Wednesday, July 14, 2021
The Ontario government recently announced a Workforce Recovery Advisory Committee that has been charged with providing “recommendations to position Ontario as the best place in North America to recruit, retain and reward workers.”
The committee is to deliver recommendations that “address the complexities and opportunities caused and/or accelerated by the COVID-19 pandemic, including changes in technology, the growth of ‘work from anywhere’ employment, and the significance of skills development in the global labour market.”
As an active and engaged union in this province, AMAPCEO would customarily share our thoughts on these topics with the committee by way of a written submission. We have built a reputation for thorough and thoughtful input on all topics. In this instance, who better to contribute than professionals routinely charged with crafting the policies of the province?
However, the government has constructed a committee that, in a mystifying stroke of irony, has no representatives from labour, nor does its membership include any experts on employment law.
Quite rightly, the make-up of the committee has been criticized by labour unions throughout the province.
AMAPCEO agrees that a study of “the future of work in Ontario” is overdue. The impacts of the pandemic, the rise of precarious work, and the effects of economic shifts must be better understood and directly addressed to ensure a more prosperous province for everyone.

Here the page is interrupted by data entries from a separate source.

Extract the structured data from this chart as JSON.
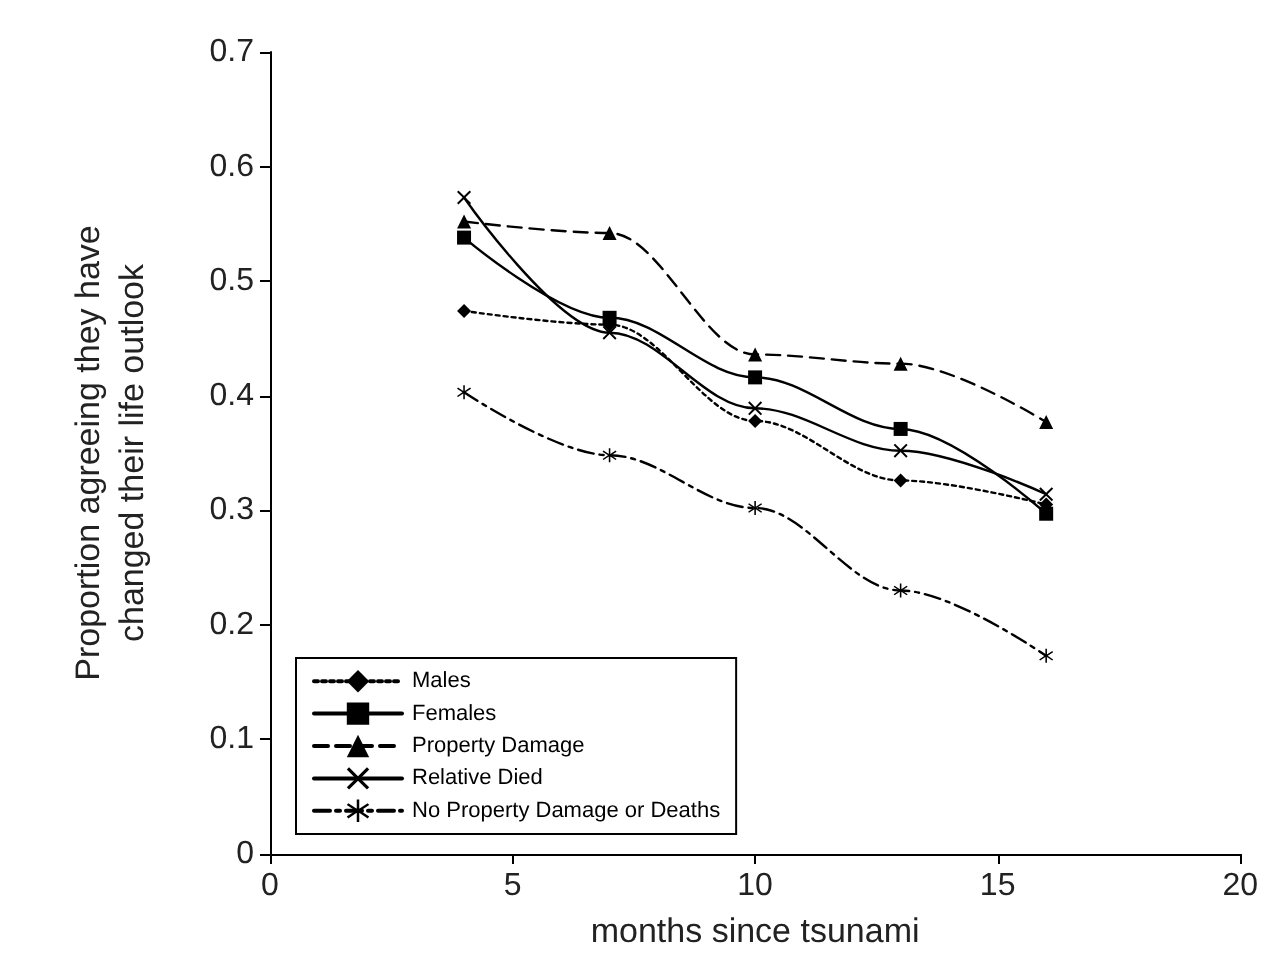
{
  "chart_data": {
    "type": "line",
    "xlabel": "months since tsunami",
    "ylabel": "Proportion agreeing they have\nchanged their life outlook",
    "x": [
      4,
      7,
      10,
      13,
      16
    ],
    "series": [
      {
        "name": "Males",
        "color": "#000000",
        "marker": "diamond",
        "line_style": "dotted",
        "values": [
          0.474,
          0.462,
          0.378,
          0.326,
          0.305
        ]
      },
      {
        "name": "Females",
        "color": "#000000",
        "marker": "square",
        "line_style": "solid",
        "values": [
          0.538,
          0.468,
          0.416,
          0.371,
          0.297
        ]
      },
      {
        "name": "Property Damage",
        "color": "#000000",
        "marker": "triangle",
        "line_style": "dashed",
        "values": [
          0.552,
          0.542,
          0.436,
          0.428,
          0.377
        ]
      },
      {
        "name": "Relative Died",
        "color": "#000000",
        "marker": "cross",
        "line_style": "solid",
        "values": [
          0.573,
          0.455,
          0.389,
          0.352,
          0.314
        ]
      },
      {
        "name": "No Property Damage or Deaths",
        "color": "#000000",
        "marker": "star",
        "line_style": "dashdot",
        "values": [
          0.403,
          0.348,
          0.302,
          0.23,
          0.173
        ]
      }
    ],
    "xlim": [
      0,
      20
    ],
    "xticks": [
      0,
      5,
      10,
      15,
      20
    ],
    "ylim": [
      0,
      0.7
    ],
    "yticks": [
      0,
      0.1,
      0.2,
      0.3,
      0.4,
      0.5,
      0.6,
      0.7
    ],
    "grid": false,
    "legend": "bottom left"
  }
}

However, as the Ontario Federation of Labour has said, the omission of labour voices renders the process fundamentally flawed. This has led the OFL to call for a halt to the entire process.
AMAPCEO agrees with them.
For decades, a balance between labour and employer representatives has been at the heart of every earnest effort at labour law reform. Balance is crucial to the relationship between employee and employer.
As the 1996 Sims Committee on Canada’s Labour Code reported, there must be balance between social and economic values; between rights and responsibilities; and between the public interest and free collective bargaining.
A pendulum effect does no one any good.
AMAPCEO believes in a collaborative, interest-based approach to problem solving. We want to work with the government to address these critical issues. For that to happen, workers’ voices must be heard. To be heard, they must be at the table.
We join the OFL in calling on the government to pause the work of the Workforce Recovery Advisory Committee until workers are represented.